In "Everyday Use", writer Walker utilizes routine usage things to portray imagery. These
things have diverse implications and response to the principal characters, which differentiate;
basic and reasonable utilization, to elegant adornments. Dee is Principal personality, and so are
Mrs. Johnson and Magy. Each has own contrasting perspectives on the worth and significance of
the different things in their lives. The writer utilizes this divergence to explain that the substance
of an item, and of individuals, is more paramount than style.
"Everyday Use" concentrates on the connections between women of distinctive eras and
their persevering legacy, as symbolized in the bedcovers they mold together. This association
between eras is sturdy, yet Dee's advent and absence of comprehension of her history
demonstrates that those securities are susceptible too. The bedcovers are bits of living history,
archives in fabric that record the lives of the different eras and the trials, for example, war and
destitution, that they confronted. The coverlets serve as evidence of a family's history of pride
and battle. With the confinements that neediness and absence of instruction set on her life,
Mother believes her individual history one of her few fortunes (Walker 75). As opposed to
accepting a monetary legacy from her ancestors, mother had the blankets. For her, these items
have more esteem that Dee, notwithstanding admitting her yearning to worry for and conserve
the coverlets, is inept to understand.
Alice utilizes the quilts as fundamental Imagery for this story. Each character has an
alternate sentiment on what these quilts signify to them. These duvets were passed down through
eras of the family, subsequently making them exceptionally distinctive, exceptional and
invaluable (Walker 75). Other images in the story are: whip, seat, and dasher. Every one of the
three things has picked up engravings on it from overburden utilization of it. This assumes an
extremely critical part for it reveals to us that there is distortion of the items, making them more
useful and rational (Walker 73-74). Yard is an alternate image of the traditional something
delivered out of nothing by individuals needing everything. "A yard like this is more comfy than
most individuals know. It is similar to an expanded lounge room. “The yard is an ecstatic
getaway, a spot where Mother's disappointments might be avoided. For her and Maggie, the yard
induces security, a spot where they can apply what little control they have over their background.
When the story comes to an end, the mother must settle on a decision as to whom to give
the coverlet which they will hold for eras. Whilst both characters are meriting the bedcover, both
have distinctive thoughts concerning what to do with them. Dee realizes that these things are
invaluable bits of convention and legacy. She needs them to hang for adornment (Walker 75).

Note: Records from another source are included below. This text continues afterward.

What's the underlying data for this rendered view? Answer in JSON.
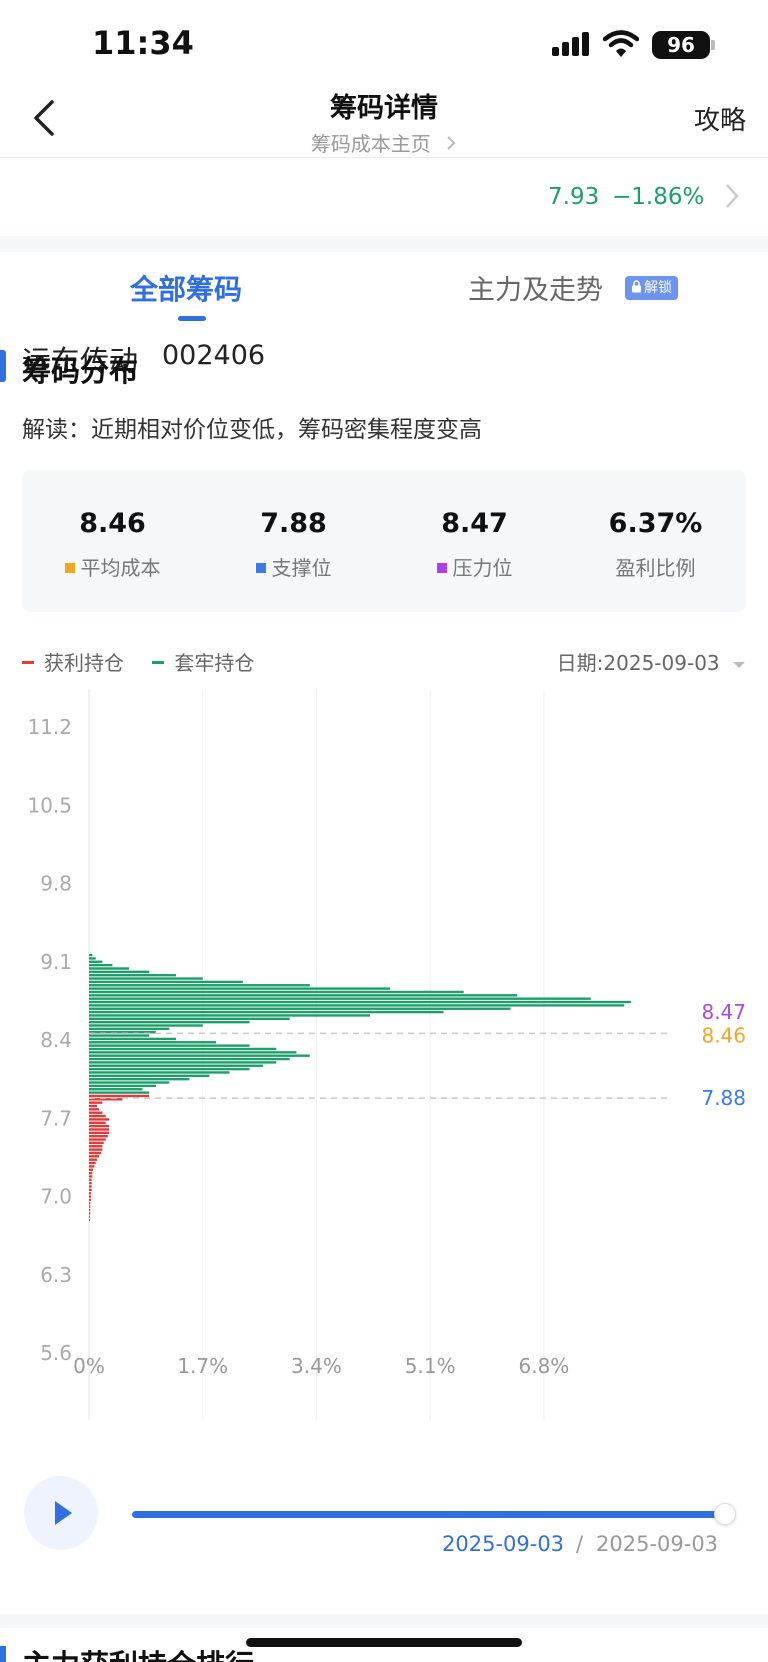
{
  "status_bar": {
    "time": "11:34",
    "battery": "96"
  },
  "nav": {
    "title": "筹码详情",
    "subtitle": "筹码成本主页",
    "right": "攻略"
  },
  "stock": {
    "name": "远东传动",
    "code": "002406",
    "price": "7.93",
    "change_pct": "−1.86%"
  },
  "tabs": [
    {
      "label": "全部筹码",
      "active": true
    },
    {
      "label": "主力及走势",
      "badge": "解锁"
    }
  ],
  "section": {
    "title": "筹码分布",
    "interpretation": "解读：近期相对价位变低，筹码密集程度变高"
  },
  "stats": [
    {
      "value": "8.46",
      "label": "平均成本",
      "color": "#f5a623"
    },
    {
      "value": "7.88",
      "label": "支撑位",
      "color": "#3a7be6"
    },
    {
      "value": "8.47",
      "label": "压力位",
      "color": "#b43be8"
    },
    {
      "value": "6.37%",
      "label": "盈利比例"
    }
  ],
  "legend": {
    "profit": "获利持仓",
    "trapped": "套牢持仓",
    "profit_color": "#e03a3a",
    "trapped_color": "#1d9e6b"
  },
  "date_selector": "日期:2025-09-03",
  "chart_data": {
    "type": "bar",
    "orientation": "horizontal",
    "ylim": [
      5.3,
      11.6
    ],
    "xlim": [
      0,
      8.5
    ],
    "y_ticks": [
      "11.2",
      "10.5",
      "9.8",
      "9.1",
      "8.4",
      "7.7",
      "7.0",
      "6.3",
      "5.6"
    ],
    "x_ticks": [
      "0%",
      "1.7%",
      "3.4%",
      "5.1%",
      "6.8%"
    ],
    "reference_lines": [
      {
        "value": 8.47,
        "label": "8.47",
        "color": "#a64be6"
      },
      {
        "value": 8.46,
        "label": "8.46",
        "color": "#f5a623"
      },
      {
        "value": 7.88,
        "label": "7.88",
        "color": "#3a7be6"
      }
    ],
    "series": [
      {
        "name": "套牢持仓",
        "color": "#1d9e6b",
        "prices": [
          9.16,
          9.13,
          9.1,
          9.07,
          9.04,
          9.01,
          8.98,
          8.95,
          8.92,
          8.89,
          8.86,
          8.83,
          8.8,
          8.77,
          8.74,
          8.71,
          8.68,
          8.65,
          8.62,
          8.59,
          8.56,
          8.53,
          8.5,
          8.47,
          8.44,
          8.41,
          8.38,
          8.35,
          8.32,
          8.29,
          8.26,
          8.23,
          8.2,
          8.17,
          8.14,
          8.11,
          8.08,
          8.05,
          8.02,
          7.99,
          7.96,
          7.93
        ],
        "values": [
          0.05,
          0.1,
          0.2,
          0.35,
          0.6,
          0.9,
          1.3,
          1.7,
          2.3,
          3.3,
          4.5,
          5.6,
          6.4,
          7.5,
          8.1,
          8.0,
          6.3,
          5.3,
          4.2,
          3.0,
          2.4,
          1.7,
          1.2,
          1.0,
          0.9,
          1.3,
          1.9,
          2.4,
          2.8,
          3.1,
          3.3,
          3.0,
          2.8,
          2.6,
          2.4,
          2.1,
          1.8,
          1.5,
          1.2,
          1.0,
          0.8,
          0.9
        ]
      },
      {
        "name": "获利持仓",
        "color": "#e03a3a",
        "prices": [
          7.9,
          7.87,
          7.84,
          7.81,
          7.78,
          7.75,
          7.72,
          7.69,
          7.66,
          7.63,
          7.6,
          7.57,
          7.54,
          7.51,
          7.48,
          7.45,
          7.42,
          7.39,
          7.36,
          7.33,
          7.3,
          7.27,
          7.24,
          7.21,
          7.18,
          7.15,
          7.12,
          7.09,
          7.06,
          7.03,
          7.0,
          6.97,
          6.94,
          6.91,
          6.88,
          6.85,
          6.82,
          6.79
        ],
        "values": [
          0.9,
          0.5,
          0.2,
          0.12,
          0.15,
          0.2,
          0.25,
          0.3,
          0.25,
          0.3,
          0.3,
          0.3,
          0.28,
          0.25,
          0.22,
          0.2,
          0.2,
          0.18,
          0.15,
          0.12,
          0.1,
          0.08,
          0.06,
          0.05,
          0.05,
          0.04,
          0.04,
          0.04,
          0.04,
          0.03,
          0.03,
          0.03,
          0.02,
          0.02,
          0.02,
          0.02,
          0.01,
          0.01
        ]
      }
    ]
  },
  "playback": {
    "current_date": "2025-09-03",
    "separator": "/",
    "end_date": "2025-09-03",
    "progress": 1.0
  },
  "next_section_title": "主力获利持仓排行"
}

Dee likewise cites "She'd most likely be retrogressive enough to put them to daily usage"
(Walker 76). The reality that Dee just needs to hang them on a wall for decoration characterizes
the contention the writer is attempting to make. If Maggie takes the coverlets she will insolently
utilize them and they may tear or get totally inept. Whilst if Dee takes the coverlets she will
utilize them as adornments and they will never again be enhanced and additionally would get
unusable. Writer Alice Walker anticipated for Maggie to have the coverlets as they would be in
daily utilization and signify utilization of their legacy.

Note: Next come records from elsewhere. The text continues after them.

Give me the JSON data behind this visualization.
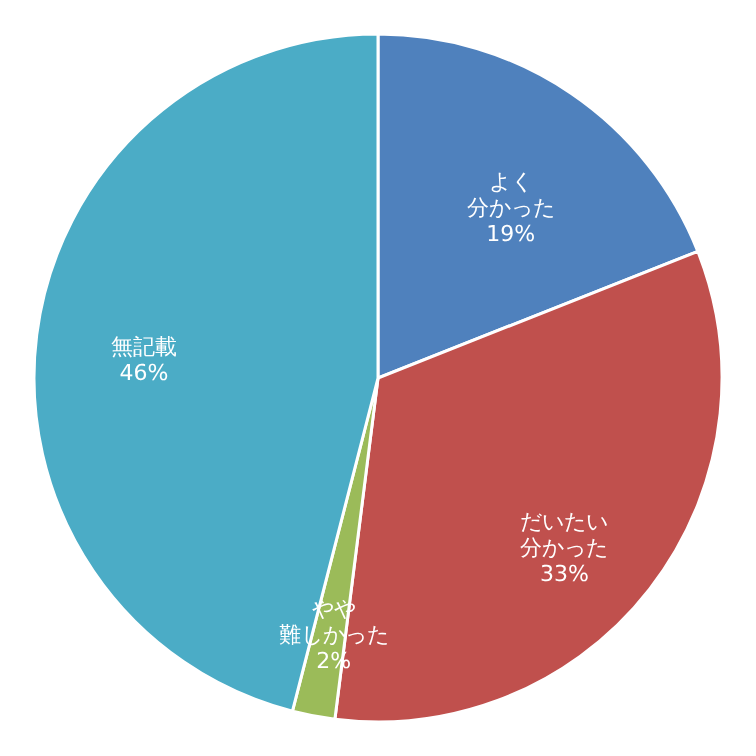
{
  "chart_data": {
    "type": "pie",
    "categories": [
      "よく分かった",
      "だいたい分かった",
      "やや難しかった",
      "無記載"
    ],
    "values": [
      19,
      33,
      2,
      46
    ],
    "value_labels": [
      "19%",
      "33%",
      "2%",
      "46%"
    ],
    "colors": [
      "#4f81bd",
      "#c0504d",
      "#9bbb59",
      "#4bacc6"
    ]
  }
}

Generally the images signify legacy. Is it accurate to say that it is nobler to live your
legacy or to just take a token of it? Dee was acting like a vacationer. She strolled into her
mother's home and took things that she would not utilize but rather make symbolization out of
Walker, Alice. “Everyday Use.” Literature: An Introduction to Fiction, Poetry, and Drama.
Ed. X. J. Kennedy and Dana Gioia. 8 th Ed. New York: Longman, 2002. 70-95.Print.